While he wasn’t a fully trained submariner, Getchell filled the role for the transatlantic voyage.
“It was all good until that trip,” he said of crossing the Atlantic Ocean on Windsor to Norway and Scotland.
“I had some discomfort in my chest for a while that I was ignoring. But I did go to the military hospital in Stadacona (to get it checked out about a month before the trip),” he said. “They said it was stress.”
Then a leading seaman, Getchell was training to be a naval combat information operator. “I controlled the radar system on board and plotting other ships and contacts. We’d drive the submarine as well.”
Getchell said he loved the job and he was hoping to win one of the coveted dolphin insignias that would identify him as a Canadian submariner.
“It was the best of the best. You don’t just go submarines. You have to volunteer and it took me about two years to get in,” he said, noting if you do get in, “you’re part of something special.”
The job is normally a fast-track to moving up in the ranks, he said. “It’s a prestige thing. You get more money out of it. You get promoted 10 times faster. It’s what you do if you want to go places.”
Life after the incident
Getchell, who joined the regular force in 2010, left the navy last October.
“I was in the military for four more years working from home,” he said.
“I was never given any task. I was never given anything really … They just sent me home and forgot about me.”
Getchell has lived with chest pain due to inflammation of the cartilage in his ribs ever since the incident aboard the submarine.
“I’m still in chronic pain. I’m in rough shape,” he said. “The whole thing just kind of ruined me.”
Getchell’s getting cortisone shots for the pain now, which has allowed him to get around more.
“There’s no cure for the ailment. He’s numbing my nerves in my chest,” Getchell said of the doctor who administers the cortisone.
“... I also don’t think I’d be in this situation if they treated me like a normal person … If they’d just called an ambulance when I needed it instead of waiting an hour.”
- David Getchell
While he was still in uniform, Getchell said he repeatedly asked his chain of command why he wasn’t hustled off the submarine before Prince Charles arrived to tour Windsor.
“I never got any answers,” he said. “I did get an apology in a closed room where no one would see it.”
That came about two years after the incident from the sub’s commander, second-in-command, combat officer and coxswain, he said. “They all just said sorry and that was it.”
Getchell said they assured him he would be taken care of. “They just said everything that I wanted to hear.

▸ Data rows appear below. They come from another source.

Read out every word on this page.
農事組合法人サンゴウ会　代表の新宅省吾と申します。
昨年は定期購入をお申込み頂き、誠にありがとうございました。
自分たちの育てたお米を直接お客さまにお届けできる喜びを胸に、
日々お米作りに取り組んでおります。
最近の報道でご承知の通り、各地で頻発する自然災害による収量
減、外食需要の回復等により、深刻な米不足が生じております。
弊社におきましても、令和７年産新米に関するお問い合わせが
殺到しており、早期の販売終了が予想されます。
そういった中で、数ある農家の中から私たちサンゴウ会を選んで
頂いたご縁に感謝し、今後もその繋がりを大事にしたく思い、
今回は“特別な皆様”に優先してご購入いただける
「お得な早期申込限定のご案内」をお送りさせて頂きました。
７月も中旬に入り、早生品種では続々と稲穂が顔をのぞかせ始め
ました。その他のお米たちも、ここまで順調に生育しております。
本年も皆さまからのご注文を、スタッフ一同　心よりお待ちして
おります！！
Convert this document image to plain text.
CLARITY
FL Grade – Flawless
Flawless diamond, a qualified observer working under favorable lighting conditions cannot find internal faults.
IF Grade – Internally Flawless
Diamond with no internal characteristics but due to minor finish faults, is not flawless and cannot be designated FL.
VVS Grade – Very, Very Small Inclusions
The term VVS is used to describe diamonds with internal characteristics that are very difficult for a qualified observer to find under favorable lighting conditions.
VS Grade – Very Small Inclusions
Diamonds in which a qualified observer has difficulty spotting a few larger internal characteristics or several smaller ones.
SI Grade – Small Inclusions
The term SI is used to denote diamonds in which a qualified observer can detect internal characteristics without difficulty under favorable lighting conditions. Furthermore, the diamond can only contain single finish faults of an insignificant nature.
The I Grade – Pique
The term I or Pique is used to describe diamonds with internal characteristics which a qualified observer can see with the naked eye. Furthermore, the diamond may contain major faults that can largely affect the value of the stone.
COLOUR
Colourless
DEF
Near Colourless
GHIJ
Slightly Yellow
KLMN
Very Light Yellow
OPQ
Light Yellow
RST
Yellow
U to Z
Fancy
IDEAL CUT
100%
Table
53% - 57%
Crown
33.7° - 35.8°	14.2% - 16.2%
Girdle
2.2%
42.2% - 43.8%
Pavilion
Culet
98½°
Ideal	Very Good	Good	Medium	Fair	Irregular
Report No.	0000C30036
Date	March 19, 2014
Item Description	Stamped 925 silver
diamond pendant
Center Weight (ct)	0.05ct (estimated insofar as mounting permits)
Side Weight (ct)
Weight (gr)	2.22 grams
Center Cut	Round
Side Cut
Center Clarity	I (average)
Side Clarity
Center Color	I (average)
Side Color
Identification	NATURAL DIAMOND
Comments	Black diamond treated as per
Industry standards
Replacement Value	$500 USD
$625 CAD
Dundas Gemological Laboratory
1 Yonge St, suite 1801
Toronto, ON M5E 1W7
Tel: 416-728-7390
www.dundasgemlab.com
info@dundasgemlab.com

I was really angry and I just wanted some help at the time. It sounded like they were going to (help), so I didn’t make a fuss.”
Then the letter from Veterans Affairs Canada arrived this month denying Getchell compensation for pain and suffering.
“We acknowledge you relate your illness ... to your service,” says the decision dated Sept. 2 from a disability adjudicator. “However, the medical evidence reveals no service-related factors caused your illness … therefore we cannot establish a service relationship between your claimed condition and your regular force service.”
Getchell said he was never a complainer before the Faslane incident.
“I didn’t want to be that guy,” he said. “I broke my foot once (dropping a cannon on it while practicing for the gun run before the 2011 Tattoo) and I never went to the hospital … because I wanted to be a gun runner.”
Getchell plans to appeal the compensation decision and file a human rights complaint with the Canadian Forces for the way he was treated on the day the prince visited HMCS Windsor.
“I honestly don’t think they caused it,” Getchell said of the submarine’s top people. “But I also don’t think I’d be in this situation if they treated me like a normal person … If they’d just called an ambulance when I needed it instead of waiting an hour.”